"De heerlijkheid van God / De laatste Adam"
13 november 2022, Br. G. Vochteloo
In de preek aangehaalde bijbelteksten (Statenvertaling)
Psalmen 8
1 Een psalm van David, voor den opperzangmeester, op de Gitthith. (8:2) O HEERE, onze Heere! hoe heerlijk is Uw Naam op de ganse aarde!

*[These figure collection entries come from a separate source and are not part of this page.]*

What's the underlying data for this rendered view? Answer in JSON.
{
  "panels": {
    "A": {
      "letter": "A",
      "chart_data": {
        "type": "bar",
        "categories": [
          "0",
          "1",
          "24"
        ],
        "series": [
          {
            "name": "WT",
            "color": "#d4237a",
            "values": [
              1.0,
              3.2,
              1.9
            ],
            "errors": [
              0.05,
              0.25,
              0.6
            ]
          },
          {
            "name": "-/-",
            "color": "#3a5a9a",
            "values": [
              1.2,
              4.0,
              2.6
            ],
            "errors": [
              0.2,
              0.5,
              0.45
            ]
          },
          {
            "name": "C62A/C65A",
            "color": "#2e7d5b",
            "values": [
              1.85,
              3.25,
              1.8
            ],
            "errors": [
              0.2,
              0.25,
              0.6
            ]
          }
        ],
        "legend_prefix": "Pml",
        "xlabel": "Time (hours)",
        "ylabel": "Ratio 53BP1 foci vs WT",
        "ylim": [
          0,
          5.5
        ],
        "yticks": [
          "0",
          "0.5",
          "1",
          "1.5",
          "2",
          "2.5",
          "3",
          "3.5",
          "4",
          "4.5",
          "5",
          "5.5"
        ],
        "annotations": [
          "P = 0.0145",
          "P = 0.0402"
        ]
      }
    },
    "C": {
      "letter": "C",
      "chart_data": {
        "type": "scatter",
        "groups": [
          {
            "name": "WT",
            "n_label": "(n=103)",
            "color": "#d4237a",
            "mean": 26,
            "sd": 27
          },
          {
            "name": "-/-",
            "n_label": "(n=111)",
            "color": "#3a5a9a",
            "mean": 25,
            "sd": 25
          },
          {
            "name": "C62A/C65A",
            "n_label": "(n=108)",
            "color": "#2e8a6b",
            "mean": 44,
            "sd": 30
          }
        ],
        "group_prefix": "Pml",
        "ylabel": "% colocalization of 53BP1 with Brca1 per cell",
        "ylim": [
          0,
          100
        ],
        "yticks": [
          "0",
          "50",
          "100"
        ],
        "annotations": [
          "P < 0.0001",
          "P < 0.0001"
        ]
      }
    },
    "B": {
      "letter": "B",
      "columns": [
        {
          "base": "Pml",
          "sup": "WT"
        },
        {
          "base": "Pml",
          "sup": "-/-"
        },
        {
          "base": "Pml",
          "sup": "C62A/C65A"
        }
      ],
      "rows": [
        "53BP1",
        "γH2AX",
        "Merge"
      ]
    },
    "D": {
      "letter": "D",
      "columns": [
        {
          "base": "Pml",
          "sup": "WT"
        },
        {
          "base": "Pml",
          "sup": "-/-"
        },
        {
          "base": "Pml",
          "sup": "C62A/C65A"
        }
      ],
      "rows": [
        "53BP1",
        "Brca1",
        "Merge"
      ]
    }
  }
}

Gij, die Uw majesteit gesteld hebt boven de hemelen.
2 (8:3) Uit den mond der kinderkens en der zuigelingen hebt Gij sterkte gegrondvest, om Uwer tegenpartijen wil, om den vijand en wraakgierige te doen ophouden.
3 (8:4) Als ik Uw hemel aanzie, het werk Uwer vingeren, de maan en de sterren, die Gij bereid hebt;
4 (8:5) Wat is de mens, dat Gij zijner gedenkt, en de zoon des mensen, dat Gij hem bezoekt?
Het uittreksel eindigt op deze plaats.